Alexander, along with many other of the women in public relations, insists that the predominance of women in the industry has nothing to do with gender issues. People choose the career out of intellectual curiosity, rather than because it's friendly to women, and the sheer number of females is an accident of education rather than ghettoization. But at the same time, it's hard to deny that public relations is where women are -- as Birney puts it, "It's almost expected -- it seems women are always in HR and PR. "

Taking that one step further, Brandt worries that the dominance of women in the industry may actually harm the prestige of public relations. "There have traditionally been industries throughout history where women have taken over and they become a ghetto -- the pay goes down, the respect for the industry goes down, and it's stigmatized," he explains. "Will that happen in public relations? To some extent I think it might."

But that's still conjecture, and today it's difficult to determine whether PR truly is a ghetto. If the only women in the technology industry getting recognition are the public relations executives, is that a measure of where women are encouraged to be, or where the world is encouraged to look for women? A few plaudits from the media, after all, do not necessarily represent industry groupthink.

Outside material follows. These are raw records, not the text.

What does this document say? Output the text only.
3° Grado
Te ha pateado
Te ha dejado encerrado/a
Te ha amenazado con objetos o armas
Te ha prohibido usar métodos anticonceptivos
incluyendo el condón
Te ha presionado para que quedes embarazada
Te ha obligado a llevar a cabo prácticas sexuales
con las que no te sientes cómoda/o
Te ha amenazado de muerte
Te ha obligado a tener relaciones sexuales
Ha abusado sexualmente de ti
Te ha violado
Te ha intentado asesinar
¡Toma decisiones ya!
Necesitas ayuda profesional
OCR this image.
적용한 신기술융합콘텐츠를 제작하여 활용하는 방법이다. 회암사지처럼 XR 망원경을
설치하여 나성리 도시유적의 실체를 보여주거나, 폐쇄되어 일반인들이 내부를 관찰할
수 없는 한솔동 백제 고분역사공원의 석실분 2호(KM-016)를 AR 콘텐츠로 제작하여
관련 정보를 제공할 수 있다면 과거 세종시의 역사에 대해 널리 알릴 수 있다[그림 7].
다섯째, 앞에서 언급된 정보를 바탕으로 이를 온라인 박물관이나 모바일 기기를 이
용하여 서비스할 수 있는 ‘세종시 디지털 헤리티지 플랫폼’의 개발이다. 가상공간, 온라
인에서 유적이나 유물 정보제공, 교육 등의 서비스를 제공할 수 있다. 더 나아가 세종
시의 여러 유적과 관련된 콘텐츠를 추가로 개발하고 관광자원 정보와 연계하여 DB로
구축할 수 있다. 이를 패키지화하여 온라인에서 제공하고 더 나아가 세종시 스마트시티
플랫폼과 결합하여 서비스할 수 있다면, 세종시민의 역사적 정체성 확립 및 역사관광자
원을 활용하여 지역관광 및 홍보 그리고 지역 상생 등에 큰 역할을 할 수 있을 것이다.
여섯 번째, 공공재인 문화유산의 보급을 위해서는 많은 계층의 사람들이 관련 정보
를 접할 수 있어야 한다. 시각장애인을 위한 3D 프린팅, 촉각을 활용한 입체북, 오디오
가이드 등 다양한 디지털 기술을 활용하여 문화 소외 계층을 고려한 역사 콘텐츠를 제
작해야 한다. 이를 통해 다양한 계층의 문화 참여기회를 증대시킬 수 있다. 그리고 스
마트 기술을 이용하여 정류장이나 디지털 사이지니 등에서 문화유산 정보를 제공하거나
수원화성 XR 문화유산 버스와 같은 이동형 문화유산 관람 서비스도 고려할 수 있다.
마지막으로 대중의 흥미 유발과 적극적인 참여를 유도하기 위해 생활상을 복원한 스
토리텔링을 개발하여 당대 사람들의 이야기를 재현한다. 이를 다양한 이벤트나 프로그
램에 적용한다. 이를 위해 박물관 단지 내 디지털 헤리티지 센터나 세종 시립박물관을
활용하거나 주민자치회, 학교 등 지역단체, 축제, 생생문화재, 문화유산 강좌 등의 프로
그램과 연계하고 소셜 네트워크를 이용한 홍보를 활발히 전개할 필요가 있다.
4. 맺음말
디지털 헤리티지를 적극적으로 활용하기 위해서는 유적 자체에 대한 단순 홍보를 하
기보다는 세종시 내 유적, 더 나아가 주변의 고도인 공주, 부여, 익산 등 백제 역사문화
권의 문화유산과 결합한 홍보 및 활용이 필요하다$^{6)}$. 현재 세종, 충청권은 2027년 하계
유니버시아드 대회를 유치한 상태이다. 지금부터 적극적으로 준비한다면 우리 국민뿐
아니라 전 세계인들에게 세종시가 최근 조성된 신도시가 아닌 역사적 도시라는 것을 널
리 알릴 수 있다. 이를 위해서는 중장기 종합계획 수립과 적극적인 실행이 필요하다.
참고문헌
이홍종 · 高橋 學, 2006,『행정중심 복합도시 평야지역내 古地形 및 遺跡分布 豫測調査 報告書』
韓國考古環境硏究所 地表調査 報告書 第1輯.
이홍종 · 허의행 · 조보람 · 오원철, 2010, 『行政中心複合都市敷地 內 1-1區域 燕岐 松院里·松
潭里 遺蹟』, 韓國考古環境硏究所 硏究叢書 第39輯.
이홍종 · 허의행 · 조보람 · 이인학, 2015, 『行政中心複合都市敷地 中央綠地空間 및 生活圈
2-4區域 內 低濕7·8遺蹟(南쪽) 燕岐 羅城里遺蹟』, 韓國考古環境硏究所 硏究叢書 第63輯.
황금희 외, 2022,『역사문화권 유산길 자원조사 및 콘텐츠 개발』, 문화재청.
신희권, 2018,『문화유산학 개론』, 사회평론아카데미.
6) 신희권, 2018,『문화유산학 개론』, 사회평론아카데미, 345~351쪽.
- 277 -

And there are, as Alexander points out, more women emerging in Silicon Valley as venture capitalists, journalists, financial officers, even chief technology officers. It's an evolutionary process, Alexander explains: "If you look at our educational system up until now, [the predominance of women in PR] is a reflection of how people were directed in their studies. I think if I or a lot of other women had gone to school 20 years later, we'd maybe have been encouraged in math and science more than we were."

As an upstart industry that prides itself in offbeat approaches, after all, Silicon Valley ought to be less grounded in gender stereotypes and glass ceilings than other industries. Maybe public relations is merely the first portion of that industry to witness some gender equity. In an information economy, where communication is increasingly vital, perhaps that's not such a bad place to start.


By Janelle Brown

Janelle Brown is a contributing writer for Salon.